The crash comparison examples considered two types of crashes: all crashes involving CMVs, and two-vehicle crashes involving a CMV and a Personal Vehicle (car). The more significant findings were in the overall CMV crashes as opposed to the two-vehicle case where a CMV and a car were involved. In all cases, significant reductions in crashes were found. The following two tables present a summary of the crash-reduction results estimated: (1) for CMV-involved crashes during the first TACT project, and (2) a number of follow-on projects that were conducted during the 17-month interim period beginning after the completion of the first project and finishing before the most recent TACT effort, which that took place in June 2011. These results are rounded to the nearest crash with the exception of the fatal crash category, and the counts are of crashes, not persons injured or persons killed.

Severity CMB
Property Damage Crashes 35
Non-Fatal Injury Crashes 9
Fatal Crashes 0.8
Severity CMB
Property Damage Crashes 35
Non-Fatal Injury Crashes 17
Fatal Crashes 0.6

These results are surprisingly comparable given the realization that they were obtained through two quite different estimation techniques. The first TACT program was evaluated by comparing crashes before and during the program. The interim projects were evaluated by comparing months in which TACT effort hours exceeded 100 hours against those that had less. All but two of the non-TACT months had zero hours worked. These crash-reduction estimate example results are a by-product of the Model Evaluation project, which had as its goal to illustrate sound evaluation methods, and not necessarily to evaluate any particular project.

The analysis of eCite-issued citations was performed to determine if there was a more concentrated effort during the TACT program times to issue citations for TACT type offenses. The following is an example summary of the results for the first TACT project.

Violation Type May-Aug 2009* Sep-Dec 2009 % Inc (+)/Dec (-)
Speeding 60,730 61,928 +2.0%**
Following Too Close 1,847 1,966 +6.4%**
Improper Lane Change 901 1,258 +39.6%**
Failure To Signal 443 628 +41.9%
No Seatbelt 28,941 25,589 -11.6%**
No Insurance 15,401 16,062 +4.3%**
Drivers’ License 10,599 11,432 +7.9%**
Improper Passing 262 260 -0.8%

* Adjusted so that the two four-month periods are comparable.
** Statistically significant increases at alpha less than 0.01.

All of the violation type categories showed statistically significant increases or decreases at the alpha level of 0.01 or less with the exception of Failure to Signal and Improper Passing.

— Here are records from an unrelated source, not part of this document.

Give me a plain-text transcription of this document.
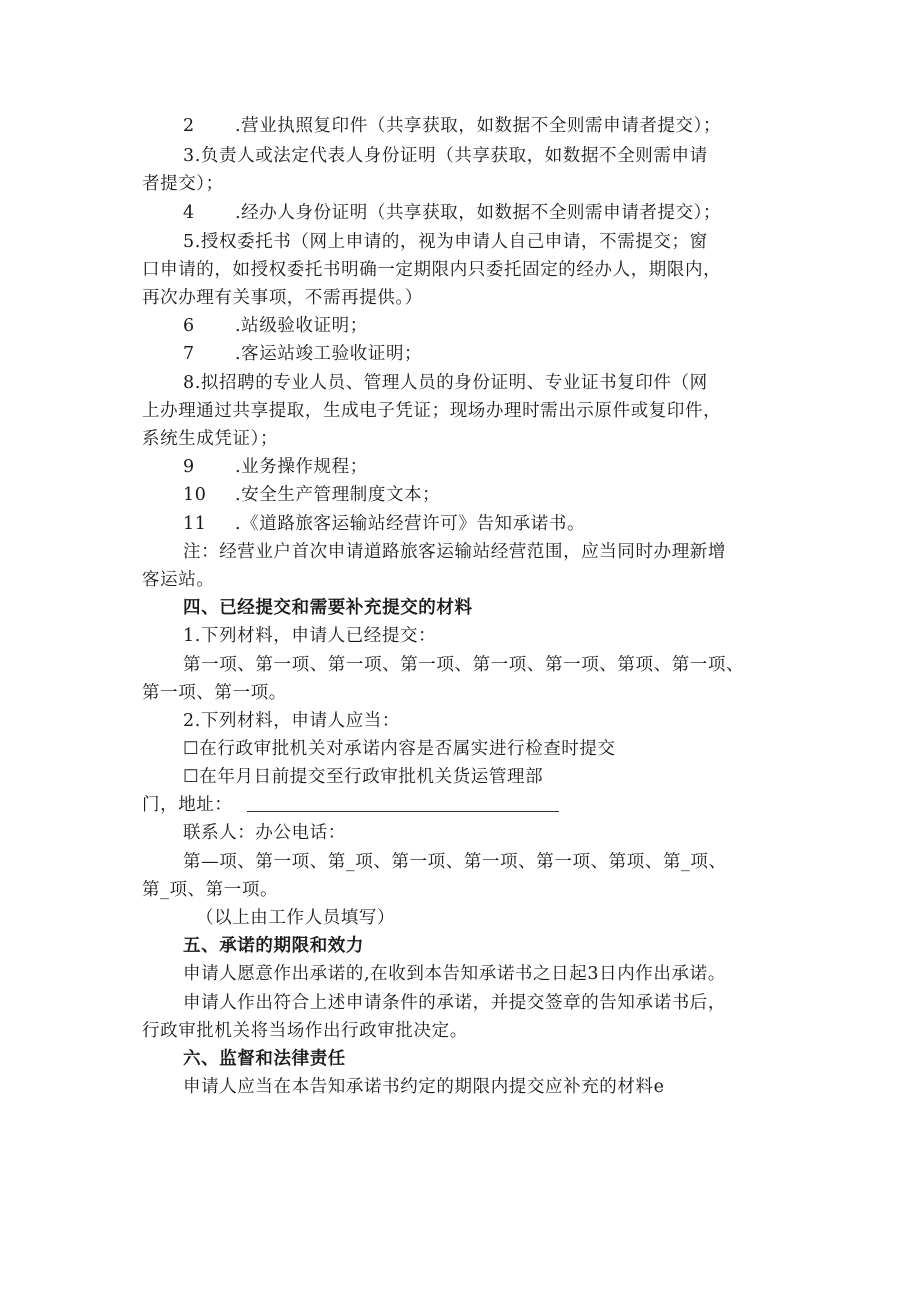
2 .营业执照复印件（共享获取，如数据不全则需申请者提交）；
3.负责人或法定代表人身份证明（共享获取，如数据不全则需申请
者提交）；
4 .经办人身份证明（共享获取，如数据不全则需申请者提交）；
5.授权委托书（网上申请的，视为申请人自己申请，不需提交；窗
口申请的，如授权委托书明确一定期限内只委托固定的经办人，期限内，
再次办理有关事项，不需再提供。）
6 .站级验收证明；
7 .客运站竣工验收证明；
8.拟招聘的专业人员、管理人员的身份证明、专业证书复印件（网
上办理通过共享提取，生成电子凭证；现场办理时需出示原件或复印件，
系统生成凭证）；
9 .业务操作规程；
10 .安全生产管理制度文本；
11 .《道路旅客运输站经营许可》告知承诺书。
注：经营业户首次申请道路旅客运输站经营范围，应当同时办理新增
客运站。
四、已经提交和需要补充提交的材料
1.下列材料，申请人已经提交：
第一项、第一项、第一项、第一项、第一项、第一项、第项、第一项、
第一项、第一项。
2.下列材料，申请人应当：
☐在行政审批机关对承诺内容是否属实进行检查时提交
☐在年月日前提交至行政审批机关货运管理部
门，地址：
联系人：办公电话：
第—项、第一项、第_项、第一项、第一项、第一项、第项、第_项、
第_项、第一项。
（以上由工作人员填写）
五、承诺的期限和效力
申请人愿意作出承诺的,在收到本告知承诺书之日起3日内作出承诺。
申请人作出符合上述申请条件的承诺，并提交签章的告知承诺书后，
行政审批机关将当场作出行政审批决定。
六、监督和法律责任
申请人应当在本告知承诺书约定的期限内提交应补充的材料e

The example officer survey indicated that officers’ attitudes toward the TACT program are generally positive. The only possible exception is the question with regard to whether TACT was best run as a statewide program or left for individual officers to enforce. Although more Officers responded they could best perform TACT-related activities on their own, over half indicated that awareness of car and truck interactions led to more citations after conducting the TACT program.

Similarly, there was an overall positive attitude expressed toward the TACT conveyed via the example trucker survey. There were fifteen responses to the online trucker survey, and of these, the majority was administrators (i.e., owners and managers). The results indicated industry support for TACT. Specifically, 94% of the respondents indicated the program was positive and 100% indicated they felt the enforcement was fair. Interestingly, the trucker survey indicated more support for large-scale organized programs such as TACT as opposed to more ad hoc, individual-officer based enforcement.